Breaking this false linkage between fitness and leadership, or the “strong but dumb” mindset, is imperative. The NCO Corps can assist in this process by helping to dethrone high APFT scores from their dominate position in administrative processes; focusing physical readiness training on actual physical readiness versus the APFT; and rethinking the relative importance of physical fitness as compared to intellect, potential, duty performance and education level when conducting administrative processes for enlisted and more junior NCOs.

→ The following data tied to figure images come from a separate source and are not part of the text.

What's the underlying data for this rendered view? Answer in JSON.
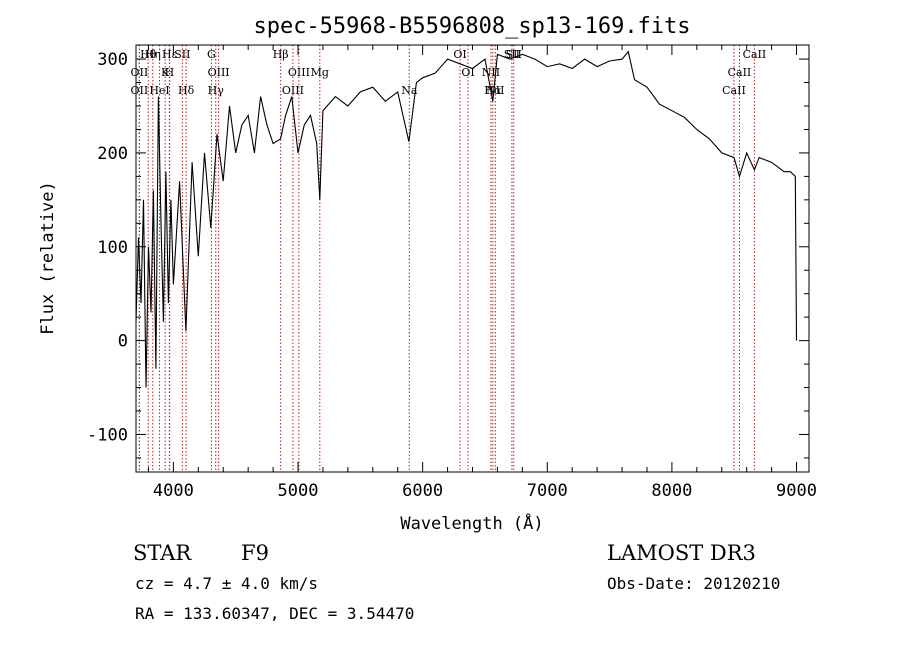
{
  "chart_data": {
    "type": "line",
    "title": "spec-55968-B5596808_sp13-169.fits",
    "xlabel": "Wavelength (Å)",
    "ylabel": "Flux (relative)",
    "xlim": [
      3700,
      9100
    ],
    "ylim": [
      -140,
      315
    ],
    "xticks": [
      4000,
      5000,
      6000,
      7000,
      8000,
      9000
    ],
    "yticks": [
      -100,
      0,
      100,
      200,
      300
    ],
    "series": [
      {
        "name": "flux",
        "x": [
          3700,
          3720,
          3740,
          3760,
          3780,
          3800,
          3820,
          3840,
          3860,
          3880,
          3900,
          3920,
          3940,
          3960,
          3980,
          4000,
          4050,
          4100,
          4150,
          4200,
          4250,
          4300,
          4350,
          4400,
          4450,
          4500,
          4550,
          4600,
          4650,
          4700,
          4750,
          4800,
          4860,
          4900,
          4950,
          5000,
          5050,
          5100,
          5150,
          5175,
          5200,
          5300,
          5400,
          5500,
          5600,
          5700,
          5800,
          5890,
          5950,
          6000,
          6100,
          6200,
          6300,
          6400,
          6500,
          6563,
          6600,
          6700,
          6800,
          6900,
          7000,
          7100,
          7200,
          7300,
          7400,
          7500,
          7600,
          7650,
          7700,
          7800,
          7900,
          8000,
          8100,
          8200,
          8300,
          8400,
          8498,
          8542,
          8600,
          8662,
          8700,
          8800,
          8900,
          8950,
          8990,
          9000
        ],
        "y": [
          20,
          110,
          40,
          150,
          -50,
          100,
          30,
          160,
          -30,
          260,
          130,
          20,
          180,
          40,
          150,
          60,
          170,
          10,
          190,
          90,
          200,
          120,
          220,
          170,
          250,
          200,
          230,
          240,
          200,
          260,
          230,
          210,
          215,
          240,
          260,
          200,
          230,
          240,
          210,
          150,
          245,
          260,
          250,
          265,
          270,
          255,
          265,
          212,
          275,
          280,
          285,
          300,
          295,
          290,
          300,
          255,
          305,
          300,
          305,
          300,
          292,
          295,
          290,
          300,
          292,
          298,
          300,
          308,
          278,
          270,
          252,
          245,
          238,
          225,
          215,
          200,
          195,
          175,
          200,
          182,
          195,
          190,
          180,
          180,
          175,
          0
        ]
      }
    ],
    "spectral_lines": [
      {
        "label": "Hθ",
        "wave": 3798
      },
      {
        "label": "OII",
        "wave": 3727
      },
      {
        "label": "OII",
        "wave": 3727
      },
      {
        "label": "Hη",
        "wave": 3835
      },
      {
        "label": "K",
        "wave": 3934
      },
      {
        "label": "HeI",
        "wave": 3889
      },
      {
        "label": "Hε",
        "wave": 3970
      },
      {
        "label": "H",
        "wave": 3968
      },
      {
        "label": "Hδ",
        "wave": 4102
      },
      {
        "label": "SII",
        "wave": 4072
      },
      {
        "label": "OIII",
        "wave": 4363
      },
      {
        "label": "Hγ",
        "wave": 4340
      },
      {
        "label": "G",
        "wave": 4305
      },
      {
        "label": "OIII",
        "wave": 5007
      },
      {
        "label": "OIII",
        "wave": 4959
      },
      {
        "label": "Hβ",
        "wave": 4861
      },
      {
        "label": "Mg",
        "wave": 5175
      },
      {
        "label": "Na",
        "wave": 5893
      },
      {
        "label": "OI",
        "wave": 6300
      },
      {
        "label": "OI",
        "wave": 6364
      },
      {
        "label": "Hα",
        "wave": 6563
      },
      {
        "label": "SII",
        "wave": 6716
      },
      {
        "label": "NII",
        "wave": 6548
      },
      {
        "label": "NII",
        "wave": 6583
      },
      {
        "label": "SII",
        "wave": 6731
      },
      {
        "label": "CaII",
        "wave": 8542
      },
      {
        "label": "CaII",
        "wave": 8498
      },
      {
        "label": "CaII",
        "wave": 8662
      }
    ]
  },
  "info": {
    "object_class": "STAR",
    "subclass": "F9",
    "survey": "LAMOST DR3",
    "cz": "cz = 4.7 ± 4.0 km/s",
    "obs_date": "Obs-Date: 20120210",
    "coords": "RA = 133.60347, DEC =   3.54470"
  },
  "colors": {
    "spectrum": "#000000",
    "line_marker": "#b22222"
  }
}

Maj. Jeff Jager is a U.S. Army Foreign Area Officer with an area of concentration in Europe. He commissioned as an infantry officer from the U.S. Military Academy in 2000; commanded two infantry companies during “the surge” in Baghdad in 2007-2008; and was selected as a Foreign Area Officer in 2008. As an FAO, he served as the Assistant Army Attaché in Cyprus from 2012-2015 and has served as the Training and Doctrine Command Liaison Officer to Turkey since June 2015. He is also a certified Master Fitness Trainer.

Aaron Kennedy is a former sergeant of the U.S. Marine Corps. He served as an intelligence analyst from 1994-2002, deploying twice to the Middle East with 3rd Battalion, 1st Marine Regiment. He later served as the Intelligence Systems Instructor at the MAGTF Staff Training Program in Quantico, Virginia. After leaving service, he became interested in endurance running and the science of fitness.

Survey details

The survey cited in this article ran from June 24, 2016, to July 24, 2016 on SurveyMonkey and collected 272 responses from across a defined population of 16,638,288 active-duty, former and retired servicemembers. Limiting the survey to those currently serving in the Army, 172 responses were received. As of July 2016, there were 473,844 Army active-duty, 345,679 in the Army National Guard, and 198,971 in the Army Reserve. This adds to a total of 1,018,494 Soldiers. With 172 responses and a studied population of 1,018,494, the margin of error for the survey is about 8 percent, with a confidence level of 95 percent.